Behind these findings are some deeper issues concerning children’s mental health. One in 10 children in the UK has a clinically recognisable mental disorder, according to surveys by the Department of Health and the Scottish Executive.

And the chief inspector’s report indicated that pupils who show withdrawn, anxious and depressed behaviour could be under-identified in all settings.

One measure to help schools cope has been the introduction of behaviour and education support teams, or Bests, part of the Government’s strategy to improve pupil behaviour and attendance.

Behaviour and education support teams are groups of professionals from the fields of health, social care and education who work closely with targeted schools to help pupils who are at risk of developing emotional, social and behavioural problems.

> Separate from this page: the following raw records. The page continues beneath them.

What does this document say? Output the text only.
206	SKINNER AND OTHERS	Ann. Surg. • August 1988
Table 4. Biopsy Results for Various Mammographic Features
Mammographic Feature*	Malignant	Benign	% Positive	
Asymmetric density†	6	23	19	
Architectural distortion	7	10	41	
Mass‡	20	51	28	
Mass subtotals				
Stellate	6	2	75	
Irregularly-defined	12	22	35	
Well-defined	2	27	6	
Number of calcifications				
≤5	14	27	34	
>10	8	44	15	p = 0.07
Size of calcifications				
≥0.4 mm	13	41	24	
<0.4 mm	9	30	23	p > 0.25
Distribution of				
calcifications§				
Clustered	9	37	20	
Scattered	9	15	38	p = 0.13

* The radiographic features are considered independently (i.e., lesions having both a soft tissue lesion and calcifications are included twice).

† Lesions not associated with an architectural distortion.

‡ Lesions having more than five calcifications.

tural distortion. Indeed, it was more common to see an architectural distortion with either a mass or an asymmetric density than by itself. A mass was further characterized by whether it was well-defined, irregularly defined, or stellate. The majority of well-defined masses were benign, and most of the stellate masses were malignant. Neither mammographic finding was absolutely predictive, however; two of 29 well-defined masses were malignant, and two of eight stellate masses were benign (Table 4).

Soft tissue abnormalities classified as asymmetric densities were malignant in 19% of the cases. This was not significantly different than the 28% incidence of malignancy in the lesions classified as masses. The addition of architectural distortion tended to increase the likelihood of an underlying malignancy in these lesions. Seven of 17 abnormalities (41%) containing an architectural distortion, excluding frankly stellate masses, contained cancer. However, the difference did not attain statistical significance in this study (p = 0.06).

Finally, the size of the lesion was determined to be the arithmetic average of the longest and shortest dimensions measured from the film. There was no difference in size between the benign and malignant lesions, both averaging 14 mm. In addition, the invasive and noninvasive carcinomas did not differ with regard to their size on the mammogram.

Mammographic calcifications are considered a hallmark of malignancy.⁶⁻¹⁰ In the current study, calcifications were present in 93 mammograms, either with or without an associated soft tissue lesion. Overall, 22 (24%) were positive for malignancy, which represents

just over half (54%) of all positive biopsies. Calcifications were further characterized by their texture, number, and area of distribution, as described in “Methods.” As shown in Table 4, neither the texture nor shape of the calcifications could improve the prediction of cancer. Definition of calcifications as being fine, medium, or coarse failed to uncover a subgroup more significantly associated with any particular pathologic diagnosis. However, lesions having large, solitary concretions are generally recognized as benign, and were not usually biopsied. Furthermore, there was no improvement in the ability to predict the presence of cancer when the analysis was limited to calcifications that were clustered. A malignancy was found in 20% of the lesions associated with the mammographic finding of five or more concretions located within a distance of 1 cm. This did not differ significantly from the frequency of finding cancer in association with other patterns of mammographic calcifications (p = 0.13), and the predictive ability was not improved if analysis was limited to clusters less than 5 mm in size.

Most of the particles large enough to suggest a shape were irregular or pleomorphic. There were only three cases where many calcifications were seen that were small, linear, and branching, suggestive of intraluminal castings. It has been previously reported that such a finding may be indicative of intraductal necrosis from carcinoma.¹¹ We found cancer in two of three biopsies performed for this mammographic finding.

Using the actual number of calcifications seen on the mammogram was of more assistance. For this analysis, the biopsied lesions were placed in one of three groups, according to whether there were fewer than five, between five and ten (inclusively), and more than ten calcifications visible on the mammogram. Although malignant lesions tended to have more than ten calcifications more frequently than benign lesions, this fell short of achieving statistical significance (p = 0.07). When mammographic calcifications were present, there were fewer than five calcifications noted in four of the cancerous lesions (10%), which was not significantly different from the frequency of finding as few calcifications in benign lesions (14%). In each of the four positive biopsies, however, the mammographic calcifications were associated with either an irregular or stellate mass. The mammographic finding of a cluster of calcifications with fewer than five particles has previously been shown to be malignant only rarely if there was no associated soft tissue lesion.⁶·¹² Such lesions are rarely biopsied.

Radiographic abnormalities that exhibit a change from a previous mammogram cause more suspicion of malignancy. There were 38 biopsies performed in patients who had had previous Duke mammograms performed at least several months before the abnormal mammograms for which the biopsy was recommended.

There are 80 such multi-agency teams working with primary and secondary schools under the Department for Education and Skills’ behaviour improvement programme.

But how do behaviour and education support teams work? According to official guidance, they aim to offer support on three levels: whole-school support, group support to children and their parents, and intensive support to individual children and families.

As well as identifying children and young people at risk of developing problems and offering individual support, their aim is to help schools to develop strategies for promoting pupils’ emotional well-being, positive behaviour and attendance. They also work with teachers and support staff to develop their skills in managing behaviour.

In Liverpool, the multi-agency approach has been praised by inspectors.

Liverpool City Council, the authority responsible for children’s services, has built on established links with child and adolescent mental health services (Camhs).

Mental health provision was one area identified by schools and the local education authority as essential in tackling poor behaviour and attendance.

Because of this link, the city’s three behaviour and education support teams are managed by health professionals, an unusual model as most Bests are run by education.

“The focus of the teams has been to improve children’s mental health and emotional well-being,” said Elspeth Bromiley, a consultant family therapist who oversees the teams. “We didn’t want managers just to be managers and give more of the same. We wanted to have a different way of looking at it.”

As well as mental health service workers, the teams include social workers, school nurses, youth workers and police officers.

“When you think about young people, you think about the kind of groups they operate in, what they are like as people, their families, their schools, the community and their peers,” she says.

“So what we wanted to do was provide a team that could intervene at all those different levels of a young person’s life.”

The teams work with four secondary schools and their feeder primaries in areas of Liverpool identified by Merseyside police as crime hot spots.

And they operate in different ways. While one team will go into a particular primary school as part of a whole-school approach, another may have a single team member meeting regularly with the school to talk over any issues.

Much of their work also involves training teachers and support staff, running parenting groups, and working directly with individual referrals, as well as working with schools on any strategic or management issues, for example looking at behaviour policies.

“What we hope to do is boost the school and how they are managing pupils,”

says Ms Bromiley. “And then, hopefully, there would be fewer and fewer of the pupils we need to deal with, becausethe schools are dealing with behaviour more effectively.”

The impact of behaviour and education support teams on attendance and exclusions in Liverpool’s schools is being assessed. But Elspeth Bromiley believes the teams are definitely making a difference.

“I think the schools where we have had an input are much, much, more emotionally literate,” she says.

“And I think teachers have liked having people from different agencies around, because previously they have only ever met them when there has tended to be a crisis.

“So having those people on site means they can consult them and think with them about how best to deal with particular children. We have made a huge difference to a number of children. And the training of staff has made a difference also.”